I’m still not feeling quite so perky, but I have planned a menu for this week. Nothing sounds good. It’s been really hard to plan a menu. I think it will help to have one. It will keep me from standing in the kitchen at 5:00 looking clueless. And hopefully my appetite will come back soon! If I could just get that cough to go away!
As you can see I am keeping it very simple. Karen at Gluten Free Sox is hosting this week so be sure to check out all the great menus!
I have a great recipe to share. I make this fairly often in the summer. I made it several weeks ago and meant to post it, but since I haven’t been feeling well….you know how that goes! Matter of fact, I couldn’t even remember if I had posted it. I had to comb through my blog to refresh my memory!
This is another dish of mine I don’t measure anything. This is all made by personal preference.
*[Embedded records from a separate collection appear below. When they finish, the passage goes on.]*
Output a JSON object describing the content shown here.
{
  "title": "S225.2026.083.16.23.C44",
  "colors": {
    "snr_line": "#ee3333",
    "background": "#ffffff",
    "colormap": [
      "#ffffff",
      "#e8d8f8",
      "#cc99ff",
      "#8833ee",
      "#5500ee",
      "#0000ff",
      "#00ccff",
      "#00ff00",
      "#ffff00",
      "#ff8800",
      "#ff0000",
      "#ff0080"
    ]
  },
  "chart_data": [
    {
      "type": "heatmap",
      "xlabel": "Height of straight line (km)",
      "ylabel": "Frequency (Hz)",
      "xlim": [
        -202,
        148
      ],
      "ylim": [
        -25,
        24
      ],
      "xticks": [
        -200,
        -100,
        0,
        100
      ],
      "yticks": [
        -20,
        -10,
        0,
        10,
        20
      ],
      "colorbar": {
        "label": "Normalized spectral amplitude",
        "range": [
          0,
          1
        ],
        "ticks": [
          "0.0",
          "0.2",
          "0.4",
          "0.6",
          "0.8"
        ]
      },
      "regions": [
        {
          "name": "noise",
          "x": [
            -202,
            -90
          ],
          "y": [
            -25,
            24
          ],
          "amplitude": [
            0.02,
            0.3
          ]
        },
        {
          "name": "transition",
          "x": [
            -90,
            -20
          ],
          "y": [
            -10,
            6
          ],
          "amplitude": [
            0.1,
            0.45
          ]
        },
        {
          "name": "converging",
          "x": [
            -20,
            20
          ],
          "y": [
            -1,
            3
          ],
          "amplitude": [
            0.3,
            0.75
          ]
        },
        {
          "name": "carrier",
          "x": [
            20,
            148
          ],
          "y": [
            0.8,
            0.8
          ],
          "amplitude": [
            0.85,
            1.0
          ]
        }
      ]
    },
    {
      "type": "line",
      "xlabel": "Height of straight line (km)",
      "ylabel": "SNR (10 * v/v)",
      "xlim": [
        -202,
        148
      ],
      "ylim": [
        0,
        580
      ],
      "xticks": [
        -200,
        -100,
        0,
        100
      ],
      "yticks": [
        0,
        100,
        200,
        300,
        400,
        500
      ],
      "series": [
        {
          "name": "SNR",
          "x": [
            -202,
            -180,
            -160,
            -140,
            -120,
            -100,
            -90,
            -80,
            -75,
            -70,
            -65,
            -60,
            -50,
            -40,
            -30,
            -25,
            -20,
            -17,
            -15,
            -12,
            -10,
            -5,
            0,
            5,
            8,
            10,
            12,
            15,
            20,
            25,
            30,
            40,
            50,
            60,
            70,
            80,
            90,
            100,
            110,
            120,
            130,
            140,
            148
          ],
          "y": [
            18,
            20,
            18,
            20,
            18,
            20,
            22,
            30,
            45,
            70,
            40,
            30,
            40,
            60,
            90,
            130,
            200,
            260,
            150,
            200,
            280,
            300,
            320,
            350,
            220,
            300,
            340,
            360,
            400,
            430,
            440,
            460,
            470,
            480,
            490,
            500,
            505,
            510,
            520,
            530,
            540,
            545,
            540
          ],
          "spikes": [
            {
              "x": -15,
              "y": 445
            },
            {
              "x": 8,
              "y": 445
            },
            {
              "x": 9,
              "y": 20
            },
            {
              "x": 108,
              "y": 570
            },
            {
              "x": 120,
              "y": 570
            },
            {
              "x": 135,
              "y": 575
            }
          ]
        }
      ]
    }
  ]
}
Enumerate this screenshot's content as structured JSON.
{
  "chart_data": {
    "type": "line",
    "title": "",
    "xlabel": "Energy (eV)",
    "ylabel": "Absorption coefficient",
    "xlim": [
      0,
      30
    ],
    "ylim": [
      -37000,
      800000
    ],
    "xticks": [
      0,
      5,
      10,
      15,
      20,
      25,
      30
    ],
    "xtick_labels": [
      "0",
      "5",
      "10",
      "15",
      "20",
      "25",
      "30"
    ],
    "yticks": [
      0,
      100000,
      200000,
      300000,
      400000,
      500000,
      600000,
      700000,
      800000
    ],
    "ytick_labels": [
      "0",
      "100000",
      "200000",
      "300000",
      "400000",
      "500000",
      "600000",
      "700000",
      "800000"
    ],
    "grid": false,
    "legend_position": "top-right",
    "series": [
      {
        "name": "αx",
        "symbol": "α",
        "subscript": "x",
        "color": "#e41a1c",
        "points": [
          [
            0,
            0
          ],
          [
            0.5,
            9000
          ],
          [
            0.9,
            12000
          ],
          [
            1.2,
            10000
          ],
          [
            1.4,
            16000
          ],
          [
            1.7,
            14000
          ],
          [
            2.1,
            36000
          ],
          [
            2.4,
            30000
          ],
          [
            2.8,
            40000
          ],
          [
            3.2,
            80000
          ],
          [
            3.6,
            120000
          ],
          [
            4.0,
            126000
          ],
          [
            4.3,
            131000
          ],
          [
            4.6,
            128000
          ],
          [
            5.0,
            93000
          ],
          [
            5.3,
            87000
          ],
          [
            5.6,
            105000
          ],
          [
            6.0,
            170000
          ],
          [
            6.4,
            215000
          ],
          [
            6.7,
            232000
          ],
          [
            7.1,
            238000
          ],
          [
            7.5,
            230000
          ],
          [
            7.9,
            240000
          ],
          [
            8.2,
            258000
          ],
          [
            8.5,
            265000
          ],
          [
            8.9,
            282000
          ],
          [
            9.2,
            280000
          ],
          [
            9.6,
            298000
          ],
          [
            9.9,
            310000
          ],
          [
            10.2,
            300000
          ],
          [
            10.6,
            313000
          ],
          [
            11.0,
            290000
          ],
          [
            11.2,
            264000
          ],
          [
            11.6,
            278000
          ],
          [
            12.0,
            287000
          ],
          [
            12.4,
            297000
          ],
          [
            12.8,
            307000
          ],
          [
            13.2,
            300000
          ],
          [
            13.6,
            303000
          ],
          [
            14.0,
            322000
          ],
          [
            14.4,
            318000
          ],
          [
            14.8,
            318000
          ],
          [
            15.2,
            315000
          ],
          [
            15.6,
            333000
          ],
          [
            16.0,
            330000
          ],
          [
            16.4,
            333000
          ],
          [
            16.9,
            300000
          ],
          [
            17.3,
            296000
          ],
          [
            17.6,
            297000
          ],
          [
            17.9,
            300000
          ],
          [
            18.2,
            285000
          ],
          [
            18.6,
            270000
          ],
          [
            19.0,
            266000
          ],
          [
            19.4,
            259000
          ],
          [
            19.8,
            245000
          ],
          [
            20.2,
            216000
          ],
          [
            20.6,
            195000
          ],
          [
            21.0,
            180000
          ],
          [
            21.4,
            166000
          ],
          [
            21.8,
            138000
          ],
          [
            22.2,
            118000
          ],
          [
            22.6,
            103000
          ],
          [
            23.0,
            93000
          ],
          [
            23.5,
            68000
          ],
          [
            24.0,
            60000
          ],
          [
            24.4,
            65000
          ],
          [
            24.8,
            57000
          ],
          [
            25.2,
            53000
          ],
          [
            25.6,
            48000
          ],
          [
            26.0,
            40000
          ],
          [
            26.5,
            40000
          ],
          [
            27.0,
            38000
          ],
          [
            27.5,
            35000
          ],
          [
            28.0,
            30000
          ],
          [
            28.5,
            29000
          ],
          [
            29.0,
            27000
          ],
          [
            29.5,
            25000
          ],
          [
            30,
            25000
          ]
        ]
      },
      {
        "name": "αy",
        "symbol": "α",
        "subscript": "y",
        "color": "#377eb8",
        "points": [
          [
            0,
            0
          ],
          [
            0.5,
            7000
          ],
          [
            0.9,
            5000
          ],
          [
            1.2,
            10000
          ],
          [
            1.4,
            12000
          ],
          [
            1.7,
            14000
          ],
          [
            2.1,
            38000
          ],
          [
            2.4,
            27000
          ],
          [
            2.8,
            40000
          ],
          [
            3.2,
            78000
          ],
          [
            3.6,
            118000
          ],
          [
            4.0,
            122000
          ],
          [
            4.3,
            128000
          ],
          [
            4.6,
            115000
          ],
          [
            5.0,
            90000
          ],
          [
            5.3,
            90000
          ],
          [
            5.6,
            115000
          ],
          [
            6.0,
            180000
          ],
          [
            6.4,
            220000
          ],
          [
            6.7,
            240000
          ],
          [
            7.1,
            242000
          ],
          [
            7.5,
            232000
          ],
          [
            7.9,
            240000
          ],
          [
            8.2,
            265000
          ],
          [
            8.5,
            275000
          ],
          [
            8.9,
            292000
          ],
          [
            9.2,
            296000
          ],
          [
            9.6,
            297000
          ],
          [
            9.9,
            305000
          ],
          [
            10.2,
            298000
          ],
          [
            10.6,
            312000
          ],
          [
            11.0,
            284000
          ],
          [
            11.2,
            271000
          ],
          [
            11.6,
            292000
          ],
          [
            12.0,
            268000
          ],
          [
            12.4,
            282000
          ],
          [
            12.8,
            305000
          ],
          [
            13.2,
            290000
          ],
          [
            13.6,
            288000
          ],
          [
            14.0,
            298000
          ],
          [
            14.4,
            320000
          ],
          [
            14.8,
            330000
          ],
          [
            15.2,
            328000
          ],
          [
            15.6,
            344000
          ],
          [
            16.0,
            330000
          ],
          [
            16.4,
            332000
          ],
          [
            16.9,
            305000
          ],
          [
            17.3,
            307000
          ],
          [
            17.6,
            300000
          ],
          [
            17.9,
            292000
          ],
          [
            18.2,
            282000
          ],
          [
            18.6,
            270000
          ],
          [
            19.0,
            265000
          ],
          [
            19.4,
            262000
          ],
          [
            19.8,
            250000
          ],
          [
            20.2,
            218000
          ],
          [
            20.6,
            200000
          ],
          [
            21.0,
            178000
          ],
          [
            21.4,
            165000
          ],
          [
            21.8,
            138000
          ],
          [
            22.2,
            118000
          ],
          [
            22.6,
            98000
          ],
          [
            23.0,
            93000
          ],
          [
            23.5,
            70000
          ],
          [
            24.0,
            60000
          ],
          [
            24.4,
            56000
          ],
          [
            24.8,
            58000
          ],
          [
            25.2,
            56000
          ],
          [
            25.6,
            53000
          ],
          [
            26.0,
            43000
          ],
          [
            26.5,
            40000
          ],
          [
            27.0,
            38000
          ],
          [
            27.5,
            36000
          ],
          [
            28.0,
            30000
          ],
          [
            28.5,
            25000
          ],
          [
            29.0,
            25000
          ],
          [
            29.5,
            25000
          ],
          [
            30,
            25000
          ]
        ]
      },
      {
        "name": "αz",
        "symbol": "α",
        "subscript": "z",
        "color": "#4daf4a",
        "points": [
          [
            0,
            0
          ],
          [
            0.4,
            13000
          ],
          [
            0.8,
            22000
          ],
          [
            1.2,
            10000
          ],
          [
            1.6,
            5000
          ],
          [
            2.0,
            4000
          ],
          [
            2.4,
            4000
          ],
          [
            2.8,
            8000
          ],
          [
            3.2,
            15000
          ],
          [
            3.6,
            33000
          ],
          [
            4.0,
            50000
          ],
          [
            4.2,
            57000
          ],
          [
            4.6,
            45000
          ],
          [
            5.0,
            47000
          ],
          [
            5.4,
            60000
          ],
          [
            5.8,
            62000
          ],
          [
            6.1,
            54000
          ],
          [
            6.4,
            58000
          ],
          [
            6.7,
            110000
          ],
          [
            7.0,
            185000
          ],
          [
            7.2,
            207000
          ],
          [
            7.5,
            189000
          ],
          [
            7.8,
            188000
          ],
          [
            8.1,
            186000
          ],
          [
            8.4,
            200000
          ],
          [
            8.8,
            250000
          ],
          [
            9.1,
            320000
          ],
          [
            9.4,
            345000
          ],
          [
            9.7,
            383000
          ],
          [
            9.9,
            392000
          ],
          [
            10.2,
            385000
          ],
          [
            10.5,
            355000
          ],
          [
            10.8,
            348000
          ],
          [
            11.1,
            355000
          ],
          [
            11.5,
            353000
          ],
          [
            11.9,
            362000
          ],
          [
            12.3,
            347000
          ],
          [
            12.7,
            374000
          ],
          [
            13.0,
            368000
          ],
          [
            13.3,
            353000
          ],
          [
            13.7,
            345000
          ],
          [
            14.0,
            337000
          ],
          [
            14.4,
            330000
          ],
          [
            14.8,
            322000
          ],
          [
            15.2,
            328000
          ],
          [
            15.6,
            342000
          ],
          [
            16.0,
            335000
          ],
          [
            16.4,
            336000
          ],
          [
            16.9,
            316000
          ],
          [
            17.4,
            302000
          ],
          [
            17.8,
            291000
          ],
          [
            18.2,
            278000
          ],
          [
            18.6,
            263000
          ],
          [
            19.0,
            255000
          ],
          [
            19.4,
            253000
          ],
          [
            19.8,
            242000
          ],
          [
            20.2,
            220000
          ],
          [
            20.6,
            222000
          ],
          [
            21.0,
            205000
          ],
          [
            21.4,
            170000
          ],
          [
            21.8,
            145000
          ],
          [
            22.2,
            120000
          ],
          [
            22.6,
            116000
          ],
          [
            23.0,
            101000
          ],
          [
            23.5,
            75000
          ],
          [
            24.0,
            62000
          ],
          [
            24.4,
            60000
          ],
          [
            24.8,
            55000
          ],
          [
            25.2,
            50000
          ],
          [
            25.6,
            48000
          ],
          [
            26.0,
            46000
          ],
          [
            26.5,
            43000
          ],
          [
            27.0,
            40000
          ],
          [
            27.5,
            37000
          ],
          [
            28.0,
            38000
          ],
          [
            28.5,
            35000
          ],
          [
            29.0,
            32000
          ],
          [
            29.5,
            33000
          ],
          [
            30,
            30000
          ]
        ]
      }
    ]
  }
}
Two small cans boneless salmon OR One large can salmon with bones removed. (You could really use fresh cooked salmon in this as well. Just chop it up)
2 cups cooked, cooled brown rice (approximately)
A couple spoonfuls of mayonnaise according to taste
chopped canned black olives
fresh parsley, chopped
salt and pepper
Mix all the above ingredients together. How much onion or black olives you add is up to you. Same goes for the curry, salt and pepper. If you’ve never used curry before, I would start with maybe a half teaspoon and go from there.
This is similar in nature to making tuna salad or potato salad. I don’t ever measure for those recipes. I add, I taste.
After you have your salad mixed up, chill it till it’s good and cold. I like to place a big scoop of salad on a bed of lettuce with whatever vegetables I have around the edge. It makes a great dinner or lunch and is pretty enough to serve company. This makes a very hearty meal too, especially if you have some bread to go with it!